OXFORDSHIRE scientists have helped to pull the world's largest floating structure across 4,000 miles of ocean.

Experts at HR Wallingford created a simulation for hauling the floating gas station the size of four football pitches.

The simulators, not unlike a computer game, recreated the conditions expected to be faced when the massive structure was moved in real life.

The 488-metre Prelude station is a new Floating Liquefied Natural Gas Facility (FLGF) owned by oil and gas giant Shell.

Once in position it will take gas from a ‘field’ under the sea bed and turn it into liquid before ships come and take it to be sold as fuel for cars, or to heat cookers.

In June of this year the huge facility was in South Korea, where it had been built, awaiting the 4,000-mile move across Philippine Sea to Australia.

Four weeks later, and after months of training using Oxfordshire and Australian simulators, it arrived off the coast of Western Australia, where it is due to remain for 25 years.

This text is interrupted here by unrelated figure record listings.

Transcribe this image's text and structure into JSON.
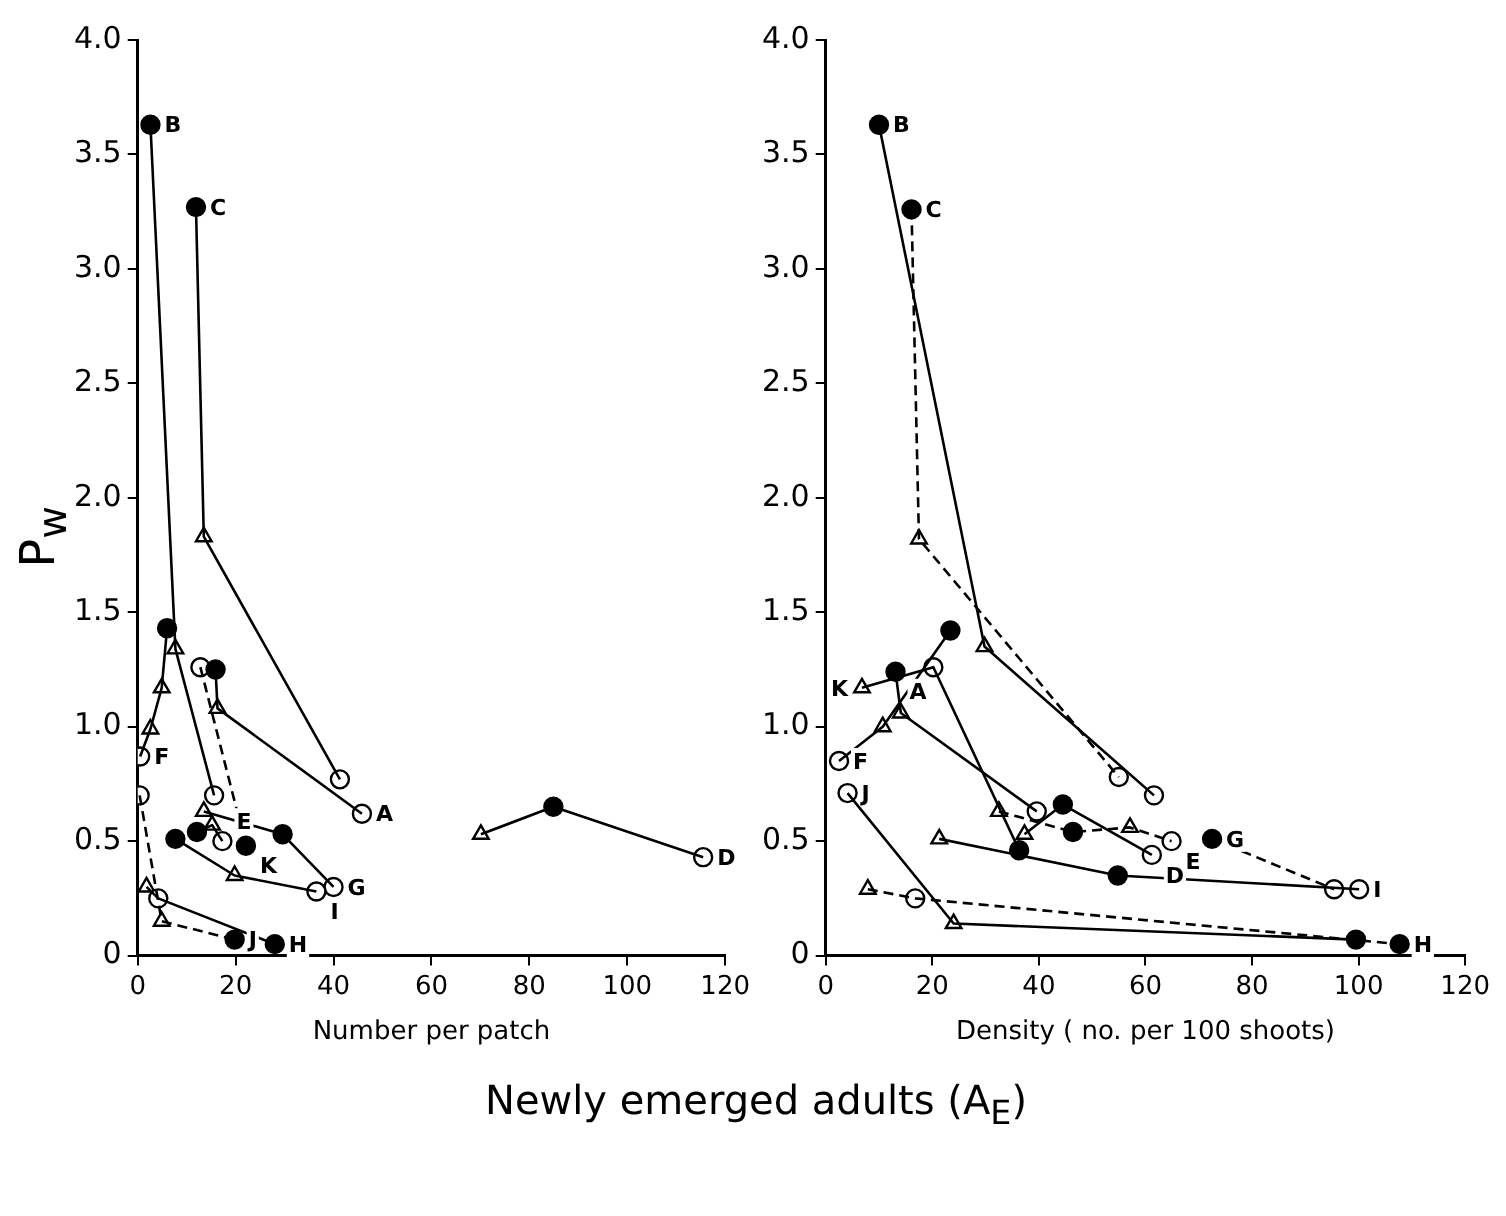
{
  "chart_data": [
    {
      "type": "line",
      "xlabel": "Number per patch",
      "ylabel": "P$_{w}$",
      "xlim": [
        0,
        120
      ],
      "xticks": [
        0,
        20,
        40,
        60,
        80,
        100,
        120
      ],
      "ylim": [
        0,
        4
      ],
      "yticks": [
        0,
        0.5,
        {
          "value": 1,
          "label": "1.0"
        },
        1.5,
        {
          "value": 2,
          "label": "2.0"
        },
        2.5,
        {
          "value": 3,
          "label": "3.0"
        },
        3.5,
        {
          "value": 4,
          "label": "4.0"
        }
      ],
      "grid": false,
      "legend": false,
      "marker": "none",
      "series": [
        {
          "color": "#000000",
          "line_style": "solid",
          "x": [
            2.6,
            7.7,
            15.6
          ],
          "values": [
            3.63,
            1.34,
            0.7
          ]
        },
        {
          "type": "line",
          "color": "#000000",
          "line_style": "solid",
          "x": [
            11.9,
            13.5,
            41.3
          ],
          "values": [
            3.27,
            1.83,
            0.77
          ]
        },
        {
          "type": "line",
          "color": "#000000",
          "line_style": "solid",
          "x": [
            15.9,
            16.3,
            45.8
          ],
          "values": [
            1.25,
            1.08,
            0.62
          ]
        },
        {
          "type": "line",
          "color": "#000000",
          "line_style": "solid",
          "x": [
            70.1,
            84.9,
            115.5
          ],
          "values": [
            0.53,
            0.65,
            0.43
          ]
        },
        {
          "type": "line",
          "color": "#000000",
          "line_style": "solid",
          "x": [
            12.1,
            15.2,
            17.3
          ],
          "values": [
            0.54,
            0.57,
            0.5
          ]
        },
        {
          "type": "line",
          "color": "#000000",
          "line_style": "solid",
          "x": [
            0.5,
            2.6,
            4.9,
            6
          ],
          "values": [
            0.87,
            0.99,
            1.17,
            1.43
          ]
        },
        {
          "type": "line",
          "color": "#000000",
          "line_style": "solid",
          "x": [
            13.5,
            29.6,
            40
          ],
          "values": [
            0.63,
            0.53,
            0.3
          ]
        },
        {
          "type": "line",
          "color": "#000000",
          "line_style": "solid",
          "x": [
            1.8,
            4.2,
            28
          ],
          "values": [
            0.3,
            0.25,
            0.05
          ]
        },
        {
          "type": "line",
          "color": "#000000",
          "line_style": "solid",
          "x": [
            7.7,
            19.8,
            36.5
          ],
          "values": [
            0.51,
            0.35,
            0.28
          ]
        },
        {
          "type": "line",
          "color": "#000000",
          "line_style": "dashed",
          "x": [
            0.4,
            4.9,
            19.8
          ],
          "values": [
            0.7,
            0.15,
            0.07
          ]
        },
        {
          "type": "line",
          "color": "#000000",
          "line_style": "dashed",
          "x": [
            12.8,
            22.1
          ],
          "values": [
            1.26,
            0.48
          ]
        },
        {
          "type": "scatter",
          "marker": "circle",
          "color": "#000000",
          "x": [
            15.9,
            2.6,
            11.9,
            84.9,
            12.1,
            6,
            29.6,
            28,
            7.7,
            19.8,
            22.1
          ],
          "values": [
            1.25,
            3.63,
            3.27,
            0.65,
            0.54,
            1.43,
            0.53,
            0.05,
            0.51,
            0.07,
            0.48
          ]
        },
        {
          "type": "scatter",
          "marker": "circle",
          "color": "#ffffff",
          "x": [
            45.8,
            15.6,
            41.3,
            115.5,
            17.3,
            0.5,
            40,
            4.2,
            36.5,
            0.4,
            12.8
          ],
          "values": [
            0.62,
            0.7,
            0.77,
            0.43,
            0.5,
            0.87,
            0.3,
            0.25,
            0.28,
            0.7,
            1.26
          ]
        },
        {
          "type": "scatter",
          "marker": "triangle",
          "color": "#ffffff",
          "x": [
            16.3,
            7.7,
            13.5,
            70.1,
            15.2,
            2.6,
            4.9,
            13.5,
            1.8,
            19.8,
            4.9
          ],
          "values": [
            1.08,
            1.34,
            1.83,
            0.53,
            0.57,
            0.99,
            1.17,
            0.63,
            0.3,
            0.35,
            0.15
          ]
        }
      ],
      "annotations": [
        {
          "text": "B",
          "x": 2.6,
          "y": 3.63
        },
        {
          "text": "C",
          "x": 11.9,
          "y": 3.27
        },
        {
          "text": "A",
          "x": 45.8,
          "y": 0.62
        },
        {
          "text": "D",
          "x": 115.5,
          "y": 0.43
        },
        {
          "text": "E",
          "x": 17.3,
          "y": 0.5
        },
        {
          "text": "F",
          "x": 0.5,
          "y": 0.87
        },
        {
          "text": "G",
          "x": 40,
          "y": 0.3
        },
        {
          "text": "H",
          "x": 28,
          "y": 0.05
        },
        {
          "text": "I",
          "x": 36.5,
          "y": 0.28
        },
        {
          "text": "J",
          "x": 19.8,
          "y": 0.07
        },
        {
          "text": "K",
          "x": 22.1,
          "y": 0.48
        },
        "Newly emerged adults (A$_{E}$)"
      ]
    },
    {
      "type": "line",
      "xlabel": "Density ( no. per 100 shoots)",
      "xlim": [
        0,
        120
      ],
      "xticks": [
        0,
        20,
        40,
        60,
        80,
        100,
        120
      ],
      "ylim": [
        0,
        4
      ],
      "yticks": [
        0,
        0.5,
        {
          "value": 1,
          "label": "1.0"
        },
        1.5,
        {
          "value": 2,
          "label": "2.0"
        },
        2.5,
        {
          "value": 3,
          "label": "3.0"
        },
        3.5,
        {
          "value": 4,
          "label": "4.0"
        }
      ],
      "grid": false,
      "legend": false,
      "marker": "none",
      "series": [
        {
          "color": "#000000",
          "line_style": "solid",
          "x": [
            10,
            29.8,
            61.6
          ],
          "values": [
            3.63,
            1.35,
            0.7
          ]
        },
        {
          "type": "line",
          "color": "#000000",
          "line_style": "dashed",
          "x": [
            16.1,
            17.5,
            55
          ],
          "values": [
            3.26,
            1.82,
            0.78
          ]
        },
        {
          "type": "line",
          "color": "#000000",
          "line_style": "solid",
          "x": [
            13.1,
            14.1,
            39.6
          ],
          "values": [
            1.24,
            1.06,
            0.63
          ]
        },
        {
          "type": "line",
          "color": "#000000",
          "line_style": "solid",
          "x": [
            2.5,
            10.7,
            23.4
          ],
          "values": [
            0.85,
            1,
            1.42
          ]
        },
        {
          "type": "line",
          "color": "#000000",
          "line_style": "solid",
          "x": [
            6.8,
            20.2,
            36.3
          ],
          "values": [
            1.17,
            1.26,
            0.46
          ]
        },
        {
          "type": "line",
          "color": "#000000",
          "line_style": "dashed",
          "x": [
            32.5,
            46.4,
            57.1,
            64.9
          ],
          "values": [
            0.63,
            0.54,
            0.56,
            0.5
          ]
        },
        {
          "type": "line",
          "color": "#000000",
          "line_style": "solid",
          "x": [
            37.3,
            44.5,
            61.2
          ],
          "values": [
            0.53,
            0.66,
            0.44
          ]
        },
        {
          "type": "line",
          "color": "#000000",
          "line_style": "dashed",
          "x": [
            72.5,
            95.4
          ],
          "values": [
            0.51,
            0.29
          ]
        },
        {
          "type": "line",
          "color": "#000000",
          "line_style": "solid",
          "x": [
            21.3,
            54.8,
            100.1
          ],
          "values": [
            0.51,
            0.35,
            0.29
          ]
        },
        {
          "type": "line",
          "color": "#000000",
          "line_style": "solid",
          "x": [
            4.1,
            24,
            99.5
          ],
          "values": [
            0.71,
            0.14,
            0.07
          ]
        },
        {
          "type": "line",
          "color": "#000000",
          "line_style": "dashed",
          "x": [
            7.9,
            16.8,
            107.7
          ],
          "values": [
            0.29,
            0.25,
            0.05
          ]
        },
        {
          "type": "scatter",
          "marker": "circle",
          "color": "#000000",
          "x": [
            10,
            16.1,
            23.4,
            13.1,
            36.3,
            46.4,
            44.5,
            72.5,
            54.8,
            99.5,
            107.7
          ],
          "values": [
            3.63,
            3.26,
            1.42,
            1.24,
            0.46,
            0.54,
            0.66,
            0.51,
            0.35,
            0.07,
            0.05
          ]
        },
        {
          "type": "scatter",
          "marker": "circle",
          "color": "#ffffff",
          "x": [
            61.6,
            55,
            2.5,
            20.2,
            39.6,
            64.9,
            61.2,
            95.4,
            100.1,
            4.1,
            16.8
          ],
          "values": [
            0.7,
            0.78,
            0.85,
            1.26,
            0.63,
            0.5,
            0.44,
            0.29,
            0.29,
            0.71,
            0.25
          ]
        },
        {
          "type": "scatter",
          "marker": "triangle",
          "color": "#ffffff",
          "x": [
            29.8,
            17.5,
            10.7,
            14.1,
            6.8,
            32.5,
            57.1,
            37.3,
            21.3,
            24,
            7.9
          ],
          "values": [
            1.35,
            1.82,
            1,
            1.06,
            1.17,
            0.63,
            0.56,
            0.53,
            0.51,
            0.14,
            0.29
          ]
        }
      ],
      "annotations": [
        {
          "text": "B",
          "x": 10,
          "y": 3.63
        },
        {
          "text": "C",
          "x": 16.1,
          "y": 3.26
        },
        {
          "text": "A",
          "x": 13.1,
          "y": 1.24
        },
        {
          "text": "K",
          "x": 6.8,
          "y": 1.17
        },
        {
          "text": "F",
          "x": 2.5,
          "y": 0.85
        },
        {
          "text": "J",
          "x": 4.1,
          "y": 0.71
        },
        {
          "text": "E",
          "x": 64.9,
          "y": 0.5
        },
        {
          "text": "D",
          "x": 61.2,
          "y": 0.44
        },
        {
          "text": "G",
          "x": 72.5,
          "y": 0.51
        },
        {
          "text": "I",
          "x": 100.1,
          "y": 0.29
        },
        {
          "text": "H",
          "x": 107.7,
          "y": 0.05
        }
      ]
    }
  ]
}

Tow masters, tug masters and pilots spent a month in Fremantle, Australia, where HR Wallingford scientists ran six connected simulators recreating the move.

One of the pilots using those simulators was Captain Roy Lewisson, master of the Deep Orient.

Once the Prelude arrived in Australia, his crew were in charge of connecting Prelude to its 16 mooring lines, which will stop the facility floating away from its final position.

He said being able to visualise the journey before it took place was a bonus for crew, especially as it had never been done before ‘in oil and gas history.’

The latest use of the simulators comes just a month after HR Wallingford’s experts created a similar reproduction for the world's second largest container ship.

Prelude arrived at its home over a remote gas field 475 miles off the coast of Western Australia on Tuesday, July 25, after four weeks at sea.

The Indian Ocean-based gas station was pulled to its final position by 700 metre-long wires, weighing about 30 tonnes.

Three ships were dwarfed by their charge as they pulled the structure to its final destination.

A spokesman for HR Wallingford said: "The thing about Prelude is that it’s not really a ship. It’s a massive floating natural gas facility.

"Training using the navigation simulation has been carried out both at the UK Ship Simulation Centre in Wallingford, and then in February this year in Australia.

"We have been involved with this project for more than five years so far, and the company will continue to work with Shell on this project in the future, including training their staff, and developing the system."